The U.S.
Intervention in Libya Was Such a Smashing Success
That a Sequel Is Coming
By Glenn
Greenwald
January 28,
2016 "Information
Clearing House"
-
"The
Intercept " -
The
immediate aftermath of the NATO bombing of Libya was
a time of
high
gloating. Just as Iraq War advocates pointed to
the capture and killing of Saddam Hussein as proof
that their war was a success, Libya war advocates
pointed to the capture and brutal killing of Muammar
el-Qaddafi as proof of their vindication. War
advocates such as
Anne-Marie Slaughter and
Nicholas Kristof were writing columns
celebrating their prescience and mocking war
opponents as discredited, and the New York Times
published
a front-page article declaring: “U.S. Tactics in
Libya May be a Model for Other Efforts.” It was
widely expected that Hillary Clinton, one of the
leading advocates for and architects of the bombing
campaign, would be regarded as a Foreign Policy
Visionary for the grand Libya success: “We came, we
saw, he died,” Clinton
sociopathically boasted about the mob
rape and murder of Qaddafi while guffawing on
60 Minutes.
Since then,
Libya — so predictably — has all but completely
collapsed, spending years now drowning in
instability, anarchy, fractured militia rule,
sectarian conflict, and violent extremism. The
execution of Saddam Hussein was no vindication of
that war nor a sign of improved lives for Iraqis,
and the same was true for the
mob killing of Qaddafi. As I
wrote the day after Qaddafi fled Tripoli and
Democratic Party loyalists were prancing around in
war victory dances: “I’m genuinely astounded at the
pervasive willingness to view what has happened in
Libya as some sort of grand triumph even though
virtually none of the information needed to make
that assessment is known yet, including: how many
civilians have died, how much more bloodshed will
there be, what will be needed to stabilize that
country, and, most of all, what type of regime will
replace Qaddafi? … When foreign powers use military
force to help remove a tyrannical regime that has
ruled for decades, all sorts of chaos, violence,
instability, and suffering — along with a slew of
unpredictable outcomes — are inevitable.”
But
the much bigger question was when (not if, but when)

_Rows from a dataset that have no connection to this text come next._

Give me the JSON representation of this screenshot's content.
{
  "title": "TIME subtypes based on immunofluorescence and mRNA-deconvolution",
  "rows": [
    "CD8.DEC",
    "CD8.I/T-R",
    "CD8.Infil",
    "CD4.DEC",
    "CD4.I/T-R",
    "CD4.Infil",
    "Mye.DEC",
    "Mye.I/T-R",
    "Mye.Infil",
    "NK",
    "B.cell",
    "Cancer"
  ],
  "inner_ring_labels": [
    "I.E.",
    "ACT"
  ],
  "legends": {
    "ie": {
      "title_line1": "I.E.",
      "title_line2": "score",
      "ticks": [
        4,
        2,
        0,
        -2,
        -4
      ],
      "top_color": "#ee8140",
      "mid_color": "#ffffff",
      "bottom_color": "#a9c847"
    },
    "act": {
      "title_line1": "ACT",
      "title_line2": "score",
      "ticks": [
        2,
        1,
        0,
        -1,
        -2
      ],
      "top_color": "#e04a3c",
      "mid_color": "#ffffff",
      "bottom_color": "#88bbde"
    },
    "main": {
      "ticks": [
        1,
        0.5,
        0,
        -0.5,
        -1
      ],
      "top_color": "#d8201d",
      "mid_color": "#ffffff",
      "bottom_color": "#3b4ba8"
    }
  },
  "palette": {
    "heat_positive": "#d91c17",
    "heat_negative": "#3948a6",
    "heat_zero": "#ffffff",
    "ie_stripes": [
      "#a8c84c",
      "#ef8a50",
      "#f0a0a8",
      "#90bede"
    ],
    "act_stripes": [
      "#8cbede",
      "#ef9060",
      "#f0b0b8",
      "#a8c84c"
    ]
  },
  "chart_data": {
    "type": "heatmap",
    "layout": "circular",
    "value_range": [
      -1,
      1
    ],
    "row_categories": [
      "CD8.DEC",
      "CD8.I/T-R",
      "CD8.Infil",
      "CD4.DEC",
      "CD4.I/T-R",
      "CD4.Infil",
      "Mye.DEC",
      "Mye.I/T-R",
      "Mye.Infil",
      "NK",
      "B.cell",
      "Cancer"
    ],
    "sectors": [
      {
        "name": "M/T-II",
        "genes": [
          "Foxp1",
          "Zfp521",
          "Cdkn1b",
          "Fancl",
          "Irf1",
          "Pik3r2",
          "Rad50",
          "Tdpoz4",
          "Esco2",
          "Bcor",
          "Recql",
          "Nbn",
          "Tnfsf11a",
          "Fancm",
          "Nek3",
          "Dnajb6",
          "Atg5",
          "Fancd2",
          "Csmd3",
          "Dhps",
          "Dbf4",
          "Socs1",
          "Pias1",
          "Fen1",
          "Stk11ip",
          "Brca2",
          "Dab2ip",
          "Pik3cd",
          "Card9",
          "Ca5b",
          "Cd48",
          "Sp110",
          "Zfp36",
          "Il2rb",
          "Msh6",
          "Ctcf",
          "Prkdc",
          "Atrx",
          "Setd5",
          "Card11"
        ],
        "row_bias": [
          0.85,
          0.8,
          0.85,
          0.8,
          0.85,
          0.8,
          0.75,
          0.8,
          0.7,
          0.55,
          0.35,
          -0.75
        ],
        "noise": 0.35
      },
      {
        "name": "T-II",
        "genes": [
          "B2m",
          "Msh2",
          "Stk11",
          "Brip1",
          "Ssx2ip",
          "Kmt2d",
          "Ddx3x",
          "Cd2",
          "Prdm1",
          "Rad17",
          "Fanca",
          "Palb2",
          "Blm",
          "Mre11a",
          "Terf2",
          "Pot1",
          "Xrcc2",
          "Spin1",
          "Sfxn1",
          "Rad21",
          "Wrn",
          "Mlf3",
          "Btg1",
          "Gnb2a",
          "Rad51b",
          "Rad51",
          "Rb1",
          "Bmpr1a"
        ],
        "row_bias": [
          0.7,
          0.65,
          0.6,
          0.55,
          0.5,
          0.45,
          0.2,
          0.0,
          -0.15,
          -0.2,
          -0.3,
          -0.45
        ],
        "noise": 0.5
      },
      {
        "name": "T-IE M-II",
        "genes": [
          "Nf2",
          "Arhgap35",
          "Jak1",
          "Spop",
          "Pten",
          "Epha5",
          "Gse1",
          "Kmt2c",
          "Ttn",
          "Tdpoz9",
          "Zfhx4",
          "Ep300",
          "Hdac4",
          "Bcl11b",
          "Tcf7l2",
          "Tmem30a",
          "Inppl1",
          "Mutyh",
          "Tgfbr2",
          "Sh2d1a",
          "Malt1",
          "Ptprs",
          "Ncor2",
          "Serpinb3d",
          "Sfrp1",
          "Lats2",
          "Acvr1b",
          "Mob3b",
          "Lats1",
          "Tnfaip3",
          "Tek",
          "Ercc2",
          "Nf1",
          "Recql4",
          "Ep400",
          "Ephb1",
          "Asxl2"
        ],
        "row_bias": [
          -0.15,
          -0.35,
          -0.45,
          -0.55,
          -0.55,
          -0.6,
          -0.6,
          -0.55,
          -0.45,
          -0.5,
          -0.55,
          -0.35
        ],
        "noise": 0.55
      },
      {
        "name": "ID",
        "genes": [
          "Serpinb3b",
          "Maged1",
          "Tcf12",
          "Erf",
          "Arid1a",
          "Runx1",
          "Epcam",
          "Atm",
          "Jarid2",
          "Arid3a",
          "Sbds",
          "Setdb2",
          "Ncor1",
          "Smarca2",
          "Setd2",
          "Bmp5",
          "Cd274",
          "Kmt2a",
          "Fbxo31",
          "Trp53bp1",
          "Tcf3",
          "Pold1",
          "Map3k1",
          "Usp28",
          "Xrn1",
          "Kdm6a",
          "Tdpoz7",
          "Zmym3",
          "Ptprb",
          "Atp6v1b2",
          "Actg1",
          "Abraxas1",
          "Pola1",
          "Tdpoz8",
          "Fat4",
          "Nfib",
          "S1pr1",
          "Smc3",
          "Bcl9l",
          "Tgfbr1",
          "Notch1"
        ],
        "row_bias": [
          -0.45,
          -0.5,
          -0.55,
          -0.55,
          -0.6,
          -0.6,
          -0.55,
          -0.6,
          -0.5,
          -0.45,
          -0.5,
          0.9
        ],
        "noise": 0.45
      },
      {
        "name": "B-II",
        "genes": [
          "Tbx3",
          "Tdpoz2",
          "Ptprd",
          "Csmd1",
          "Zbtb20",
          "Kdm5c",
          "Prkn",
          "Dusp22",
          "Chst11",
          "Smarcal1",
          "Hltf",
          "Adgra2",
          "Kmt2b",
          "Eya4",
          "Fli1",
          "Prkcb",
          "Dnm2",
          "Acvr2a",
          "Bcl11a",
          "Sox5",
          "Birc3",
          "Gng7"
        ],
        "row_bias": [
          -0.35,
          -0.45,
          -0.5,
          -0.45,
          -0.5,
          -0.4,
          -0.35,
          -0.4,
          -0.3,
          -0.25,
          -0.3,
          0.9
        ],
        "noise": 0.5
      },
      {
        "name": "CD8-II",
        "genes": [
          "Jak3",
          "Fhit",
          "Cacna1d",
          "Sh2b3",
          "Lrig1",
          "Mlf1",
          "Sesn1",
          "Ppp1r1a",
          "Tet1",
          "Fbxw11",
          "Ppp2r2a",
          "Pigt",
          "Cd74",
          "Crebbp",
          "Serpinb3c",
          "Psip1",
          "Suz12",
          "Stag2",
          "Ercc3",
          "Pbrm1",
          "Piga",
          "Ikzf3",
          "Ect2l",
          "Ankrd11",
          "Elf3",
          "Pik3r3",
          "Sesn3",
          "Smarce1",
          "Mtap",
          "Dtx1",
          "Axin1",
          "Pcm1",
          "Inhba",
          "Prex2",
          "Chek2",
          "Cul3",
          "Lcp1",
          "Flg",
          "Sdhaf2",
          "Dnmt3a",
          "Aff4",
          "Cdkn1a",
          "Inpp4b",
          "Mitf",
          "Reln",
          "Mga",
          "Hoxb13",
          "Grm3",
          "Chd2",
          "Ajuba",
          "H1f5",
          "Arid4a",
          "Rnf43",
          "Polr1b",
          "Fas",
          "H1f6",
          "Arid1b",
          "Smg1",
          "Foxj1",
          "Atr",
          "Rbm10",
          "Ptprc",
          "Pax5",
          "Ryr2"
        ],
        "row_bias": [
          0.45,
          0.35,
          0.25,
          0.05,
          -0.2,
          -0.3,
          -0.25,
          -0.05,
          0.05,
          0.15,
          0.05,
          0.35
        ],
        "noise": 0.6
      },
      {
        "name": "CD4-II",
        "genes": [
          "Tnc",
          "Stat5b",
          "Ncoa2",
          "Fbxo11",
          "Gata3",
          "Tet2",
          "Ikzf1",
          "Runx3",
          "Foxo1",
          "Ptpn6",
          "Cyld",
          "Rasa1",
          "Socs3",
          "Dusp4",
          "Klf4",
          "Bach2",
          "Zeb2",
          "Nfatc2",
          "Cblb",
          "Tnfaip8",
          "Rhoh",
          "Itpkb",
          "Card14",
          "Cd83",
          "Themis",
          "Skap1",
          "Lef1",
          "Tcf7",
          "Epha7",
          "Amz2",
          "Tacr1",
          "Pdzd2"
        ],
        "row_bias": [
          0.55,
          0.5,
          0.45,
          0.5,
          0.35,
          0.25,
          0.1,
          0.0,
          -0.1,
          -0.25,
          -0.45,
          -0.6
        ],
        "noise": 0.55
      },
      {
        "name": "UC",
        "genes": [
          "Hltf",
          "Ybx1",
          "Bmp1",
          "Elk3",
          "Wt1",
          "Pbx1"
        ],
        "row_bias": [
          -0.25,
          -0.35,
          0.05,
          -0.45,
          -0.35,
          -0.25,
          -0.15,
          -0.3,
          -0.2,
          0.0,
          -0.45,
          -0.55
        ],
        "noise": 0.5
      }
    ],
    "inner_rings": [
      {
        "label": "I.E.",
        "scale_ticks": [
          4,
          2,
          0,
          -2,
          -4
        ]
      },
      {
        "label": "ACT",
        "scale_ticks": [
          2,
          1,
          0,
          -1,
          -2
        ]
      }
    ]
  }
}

the instability and extremism that predictably
followed the NATO bombing would be used to justify a
new U.S.-led war — also exactly
as happened in Iraq. Back in 2012, I
asked the question this way:
How
much longer will it be before we hear that
military intervention in Libya is (again)
necessary, this time to control the anti-US
extremists who are now armed and empowered by
virtue of the first intervention? U.S. military
interventions are most adept at ensuring that
future U.S. military interventions will always
be necessary.
We now have
our answer,
from the New
York Times:
Worried
about a growing threat from the Islamic State in
Libya, the United States and its allies are
increasing reconnaissance flights and
intelligence collecting there and preparing for
possible airstrikes and commando raids, senior
American policy makers, commanders and
intelligence officials said this week. … “It’s
fair to say that we’re looking to take decisive
military action against ISIL in conjunction with
the political process” in Libya, [Joint Chiefs
of Staff Chairman General Joseph] Dunford said.
“The president has made clear that we have the
authority to use military force.”
Just as
there was no al Qaeda or ISIS to attack in Iraq
until the U.S. bombed its government, there was no
ISIS in Libya until NATO bombed it. Now the U.S. is
about to seize on the effects of its own bombing
campaign in Libya to justify an entirely new bombing
campaign in that same country. The New York
Times editorial page, which
supported the original bombing of Libya,
yesterday labeled plans for the new bombing
campaign “deeply troubling,” explaining: “A new
military intervention in Libya would represent a
significant progression of a war that could easily
spread to other countries on the continent.” In
particular, “this significant escalation is being
planned without a meaningful debate in Congress
about the merits and risks of a military campaign
that is expected to include airstrikes and raids by
elite American troops” (the original Libya bombing
not only took place without Congressional approval,
but was ordered by Obama after Congress rejected
such authorization).
This was
supposed to be the supreme model of Humanitarian
Intervention. It achieved vanishingly
few humanitarian benefits, while causing massive
humanitarian suffering, because —
as usual — the people who executed the
“humanitarian” war (and most who cheer-led for it)
were interested only when the glories of bombing and
killing were flourishing but cared little for actual
humanitarianism (as evidenced by their almost
complete indifference to the aftermath of their
bombing). As it turns out, one of the few benefits
of the NATO bombing of Libya will redound to the
permanent winners in the private-public axis that
constitutes the machine of Endless Militarism:
It provided a pretext for another new war.